Bugatti said the Bolide will be built for just 40 paying customers. Each one will cost at least €4 million, the equivalent of $4.7 million.
The Bolide — a name that comes from French slang for “very fast car,” according to Bugatti — was designed solely for track driving, not for use on public roads. It has a modified version of the huge 8.0-liter, 16-cylinder engine found in Bugatti’s Chiron, the brand’s core model.
The official horsepower of the Bolide will be lower — just 1,600 — because Bugatti rated the production car engine using 93 octane fuel, which can be purchased at roadside gas pumps, instead of the 105 octane racing fuel the concept car was rated for. Since the Bolide can be driven only on race tracks, though, it is likely it will often be filled with racing fuel and could attain the higher horsepower.
Designed for optimal aerodynamics, the Bolide is a little over three feet high, which is about a foot shorter than the Chiron. To get in, occupants must sit on the door sill and put their legs inside before sliding over into the seat.
With three years remaining before production starts, the Bolide will undergo further development so specific details about the supercar could change.
The turbochargers attached to the engine are specially designed to enable more power at high speeds. Bugatti’s already high-performance lubricating systems have been redesigned to deal with extraordinarily high cornering forces that can cause oil to move away from where it’s needed.

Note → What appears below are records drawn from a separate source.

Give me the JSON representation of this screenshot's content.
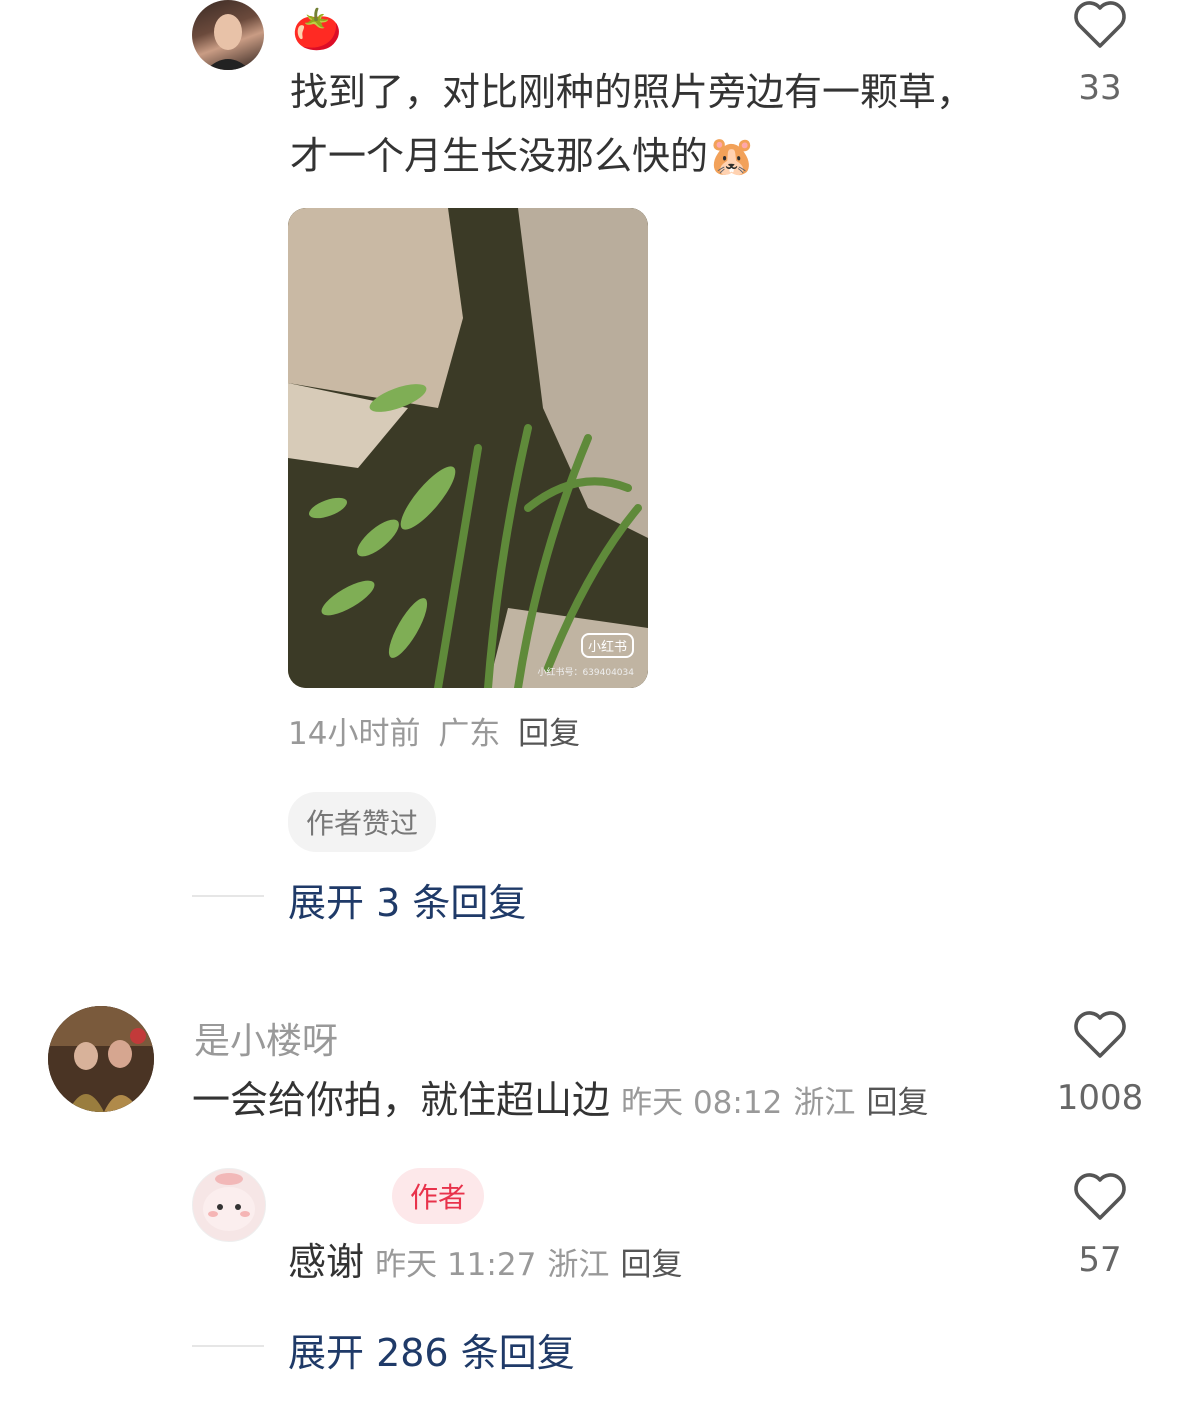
{
  "comments": [
    {
      "username": "",
      "username_emoji": "🍅",
      "text": "找到了，对比刚种的照片旁边有一颗草，才一个月生长没那么快的",
      "text_emoji": "🐹",
      "image_watermark": "小红书",
      "image_watermark_id": "小红书号：639404034",
      "meta_time": "14小时前",
      "meta_location": "广东",
      "reply_label": "回复",
      "badge": "作者赞过",
      "likes": "33",
      "expand_label": "展开 3 条回复"
    },
    {
      "username": "是小楼呀",
      "text": "一会给你拍，就住超山边",
      "meta_time": "昨天 08:12",
      "meta_location": "浙江",
      "reply_label": "回复",
      "likes": "1008"
    },
    {
      "username": "",
      "author_badge": "作者",
      "text": "感谢",
      "meta_time": "昨天 11:27",
      "meta_location": "浙江",
      "reply_label": "回复",
      "likes": "57",
      "expand_label": "展开 286 条回复"
    }
  ],
  "colors": {
    "accent_link": "#1f3a68",
    "author_badge": "#e8324b",
    "meta_text": "#999999"
  },
  "icons": [
    "heart-outline-icon",
    "tomato-emoji",
    "avatar"
  ]
}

For safety, Bugatti will arrange for owners to have exclusive track days to drive their Bolides without other cars around.
Some buyers may not want to drive the car at all, said Cedric Davy, chief operating officer of Bugatti of the Americas. They will want to just park it in their garage and admire it among, almost certainly, many other expensive cars.
“At the end of the day, you’re not only selling a vehicle, but you’re selling a piece of art. And to a certain person, this is going to be their usage of their car,” he said. “Having it and looking at it as a piece of art.”